Ces deux départs font suite à celui de Gary Cohn, le principal conseiller économique de Trump, qui avait démissionné le 6 mars pour marquer son désaccord avec l’imposition par celui-ci de droits sur l’acier et l’aluminium.
Il se confirme ainsi que le président a ses vues, qu’il s’impatiente de toute opinion dissonante, qu’il n’entend pas conserver de conseillers indépendants, fussent-ils aussi loyaux que Tillerson et Mc Master. L’espoir que le parti républicain ou des influences raisonnables au sein de son administration pourraient modérer Trump, dont on pouvait légitimement douter dès l’origine, achève ainsi de se dissiper : c’est bien lui qui décide. Ses nouveaux conseillers vont accroître la confusion, en particulier Bolton dont l’emportement et l’incapacité à travailler en équipe sont notoires, et leur avis n’ira pas dans le sens de la modération.
Ce n’est guère rassurant, et il est d’autant plus important d’essayer de comprendre – au-delà de l’improvisation et de l’incompétence- s’il y a des principes directeurs de Trump en politique étrangère qui permettent de comprendre ce qu’il cherche, et où il va.
Il nous semble qu’on peut identifier des principes au milieu de ce chaos – le mot le plus fréquemment employé par les commentateurs américains pour décrire la présidence Trump et sa politique étrangère en particulier. Ils trouvent leurs origines dans la campagne électorale de 2016 et les sujets de politique intérieure qui ont permis à Donald Trump de s’imposer.

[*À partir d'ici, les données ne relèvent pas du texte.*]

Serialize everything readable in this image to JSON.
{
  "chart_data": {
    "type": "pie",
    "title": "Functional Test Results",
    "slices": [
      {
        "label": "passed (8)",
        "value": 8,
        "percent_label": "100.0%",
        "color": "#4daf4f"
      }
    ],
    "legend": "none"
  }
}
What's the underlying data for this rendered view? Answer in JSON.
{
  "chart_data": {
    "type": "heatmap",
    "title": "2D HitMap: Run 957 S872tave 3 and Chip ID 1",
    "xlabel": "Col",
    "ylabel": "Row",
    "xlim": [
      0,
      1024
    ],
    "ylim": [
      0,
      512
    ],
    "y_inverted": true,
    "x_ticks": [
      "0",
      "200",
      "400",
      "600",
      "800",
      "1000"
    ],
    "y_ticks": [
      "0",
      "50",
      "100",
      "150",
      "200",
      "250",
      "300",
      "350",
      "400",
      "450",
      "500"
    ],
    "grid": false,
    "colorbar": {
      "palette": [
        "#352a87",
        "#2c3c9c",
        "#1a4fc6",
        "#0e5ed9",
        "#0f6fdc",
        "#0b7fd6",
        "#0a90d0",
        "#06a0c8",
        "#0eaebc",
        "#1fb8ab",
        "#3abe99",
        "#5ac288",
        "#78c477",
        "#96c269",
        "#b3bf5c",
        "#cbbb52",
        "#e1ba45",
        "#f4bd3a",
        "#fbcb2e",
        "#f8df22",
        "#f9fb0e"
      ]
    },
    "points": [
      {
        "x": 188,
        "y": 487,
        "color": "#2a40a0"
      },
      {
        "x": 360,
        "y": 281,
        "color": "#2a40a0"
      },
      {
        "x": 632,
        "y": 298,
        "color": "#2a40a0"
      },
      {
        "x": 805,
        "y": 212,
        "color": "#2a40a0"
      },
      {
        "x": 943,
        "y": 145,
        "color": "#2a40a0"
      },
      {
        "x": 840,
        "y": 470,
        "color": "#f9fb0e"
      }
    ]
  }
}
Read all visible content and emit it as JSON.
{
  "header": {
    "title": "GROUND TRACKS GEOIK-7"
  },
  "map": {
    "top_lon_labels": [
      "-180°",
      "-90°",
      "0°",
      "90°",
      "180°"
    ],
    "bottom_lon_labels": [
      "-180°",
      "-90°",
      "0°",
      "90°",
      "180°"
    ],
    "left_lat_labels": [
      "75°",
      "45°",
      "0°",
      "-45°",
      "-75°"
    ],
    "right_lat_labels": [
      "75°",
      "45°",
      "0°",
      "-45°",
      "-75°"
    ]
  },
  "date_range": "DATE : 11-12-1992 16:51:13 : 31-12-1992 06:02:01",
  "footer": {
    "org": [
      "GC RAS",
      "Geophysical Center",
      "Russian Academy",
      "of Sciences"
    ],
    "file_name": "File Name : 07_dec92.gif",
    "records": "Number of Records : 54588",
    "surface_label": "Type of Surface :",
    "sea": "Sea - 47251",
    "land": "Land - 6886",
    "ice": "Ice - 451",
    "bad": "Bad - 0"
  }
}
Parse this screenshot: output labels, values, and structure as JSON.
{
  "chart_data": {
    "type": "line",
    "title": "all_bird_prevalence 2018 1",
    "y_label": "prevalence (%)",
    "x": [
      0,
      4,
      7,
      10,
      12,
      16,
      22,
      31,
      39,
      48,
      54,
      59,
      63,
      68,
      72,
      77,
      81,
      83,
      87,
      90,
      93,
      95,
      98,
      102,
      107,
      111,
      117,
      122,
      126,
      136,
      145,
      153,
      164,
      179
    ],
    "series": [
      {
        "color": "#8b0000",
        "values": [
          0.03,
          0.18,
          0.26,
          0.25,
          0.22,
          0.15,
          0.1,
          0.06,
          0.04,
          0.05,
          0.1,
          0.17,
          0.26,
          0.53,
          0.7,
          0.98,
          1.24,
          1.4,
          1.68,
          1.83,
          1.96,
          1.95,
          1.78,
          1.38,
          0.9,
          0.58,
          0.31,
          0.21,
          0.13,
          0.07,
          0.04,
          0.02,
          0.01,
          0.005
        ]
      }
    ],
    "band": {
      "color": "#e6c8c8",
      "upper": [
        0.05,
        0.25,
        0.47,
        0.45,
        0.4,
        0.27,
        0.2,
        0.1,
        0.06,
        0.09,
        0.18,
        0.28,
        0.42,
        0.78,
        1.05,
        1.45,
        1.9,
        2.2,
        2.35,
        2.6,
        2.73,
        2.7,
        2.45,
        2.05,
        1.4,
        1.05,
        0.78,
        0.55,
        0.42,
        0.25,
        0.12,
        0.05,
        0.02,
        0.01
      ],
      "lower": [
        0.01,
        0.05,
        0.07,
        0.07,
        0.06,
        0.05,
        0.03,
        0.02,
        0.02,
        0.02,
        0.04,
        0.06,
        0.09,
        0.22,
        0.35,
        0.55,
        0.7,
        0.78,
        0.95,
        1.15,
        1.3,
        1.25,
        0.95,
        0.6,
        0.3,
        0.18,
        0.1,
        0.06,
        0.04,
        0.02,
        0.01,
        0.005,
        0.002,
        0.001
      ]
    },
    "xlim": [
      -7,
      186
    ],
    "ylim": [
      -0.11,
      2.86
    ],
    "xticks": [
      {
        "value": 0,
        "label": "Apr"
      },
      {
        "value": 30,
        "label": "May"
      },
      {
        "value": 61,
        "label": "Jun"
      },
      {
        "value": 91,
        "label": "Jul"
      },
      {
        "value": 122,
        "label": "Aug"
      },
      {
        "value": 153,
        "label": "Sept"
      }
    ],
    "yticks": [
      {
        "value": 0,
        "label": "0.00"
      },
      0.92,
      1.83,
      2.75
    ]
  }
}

Pour lui, la politique étrangère n’est qu’un prolongement de la politique intérieure et, vue sous cet angle, elle s’inscrit dans un cadre cohérent en dépit de ses embardées.
Un prolongement de la politique intérieure
Sur quoi Trump a-t-il bâti sa fortune politique ? Sur le fait qu’il incarnait la colère d’une Amérique marginalisée, victime de la mondialisation, à laquelle il a représenté qu’elle était le jeu de plusieurs forces : l’étranger, un étranger composé d’ennemis avec lesquels Obama avait composé de façon abjecte (l’Iran) ou d’alliés infidèles ne prenant pas leur part du fardeau et abusant de la protection américaine pour agir en concurrents déloyaux ; l’immigration, responsable de la baisse des salaires, et du crime ; les élites en tout genre, en particulier l’establishment washingtonien, les démocrates d’abord, Obama et Hillary la fripouille, mais aussi le vieux parti républicain épuisé, contre lequel Trump s’est imposé ; et, enfin, le politiquement correct qui sape les valeurs et l’unité de l’Amérique, lui interdit de désigner ses ennemis et de combattre à armes égales avec eux.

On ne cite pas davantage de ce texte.